Onere della prova attenuato per protezione internazionale se si rischia il carcere per omosessualità

di Paola Rossi

Grava un onere della prova «attenuato» sullo straniero che chiede protezione internazionale. Così la Corte di cassazione con la sentenza n. 9946/2017, depositata ieri, ha annullato la sentenza che aveva negato la tutela umanitaria - invocata da un cittadino pakistano - a causa della propria omosessualità, perseguita con l’ergastolo nel proprio Paese di origine.

La prova
I giudici di merito avevano, infatti, respinto la domanda dello straniero che lamentava un rischio di persecuzione in Pakistan in quanto l’omosessualità viene punita con il carcere a vita. Ma per ben due gradi di giudizio non era stata ritenuta raggiunta la prova della sua omosessualità.
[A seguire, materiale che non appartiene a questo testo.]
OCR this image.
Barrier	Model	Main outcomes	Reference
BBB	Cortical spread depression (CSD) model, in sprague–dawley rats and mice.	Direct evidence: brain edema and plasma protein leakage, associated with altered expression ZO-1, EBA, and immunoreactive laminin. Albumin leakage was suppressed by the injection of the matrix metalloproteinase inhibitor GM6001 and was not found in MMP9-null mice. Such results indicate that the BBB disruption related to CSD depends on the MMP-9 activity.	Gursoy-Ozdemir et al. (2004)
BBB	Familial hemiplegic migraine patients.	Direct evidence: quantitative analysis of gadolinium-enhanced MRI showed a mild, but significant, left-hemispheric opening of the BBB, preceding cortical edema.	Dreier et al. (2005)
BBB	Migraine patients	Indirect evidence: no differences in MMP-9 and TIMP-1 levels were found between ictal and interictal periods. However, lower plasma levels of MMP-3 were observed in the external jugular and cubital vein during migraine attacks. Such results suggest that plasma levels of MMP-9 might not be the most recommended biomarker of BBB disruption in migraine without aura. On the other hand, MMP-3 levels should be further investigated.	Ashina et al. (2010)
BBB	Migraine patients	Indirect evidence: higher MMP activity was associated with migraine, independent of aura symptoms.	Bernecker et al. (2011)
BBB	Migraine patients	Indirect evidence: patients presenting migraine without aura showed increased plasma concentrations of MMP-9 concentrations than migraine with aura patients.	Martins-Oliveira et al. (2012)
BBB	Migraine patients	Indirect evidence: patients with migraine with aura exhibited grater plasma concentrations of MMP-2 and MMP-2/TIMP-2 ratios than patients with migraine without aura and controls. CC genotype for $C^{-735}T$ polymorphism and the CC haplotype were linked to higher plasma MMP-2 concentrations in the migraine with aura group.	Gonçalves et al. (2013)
Questo il punto debole delle decisioni di merito, che ha stigmatizzato la Cassazione, affermando appunto che, per costante giurisprudenza di legittimità, in tali casi al richiedente protezione internazionale viene imposto un onere della prova «attenuato».

Il principio
Nel caso specifico, secondo la Cassazione, andava certamente riconosciuta quella forma di protezione internazionale che viene definita sussidiaria e che si applica a chi pur non avendo subito ancora un danno diretto è potenzialmente esposto a un pericolo di persecuzione. Secondo la Cassazione è questo il principio cui si devono attenere i giudici: ai fini della concessione della protezione internazionale, la circostanza che l’omosessualità sia considerata un reato dalla legge dello Stato di provenienza dello straniero è minaccia persecutoria sufficiente. Ovviamente va dimostrato anche di trovarsi nella condizione di rischio, ma - come detto - con un onere probatorio meno stringente.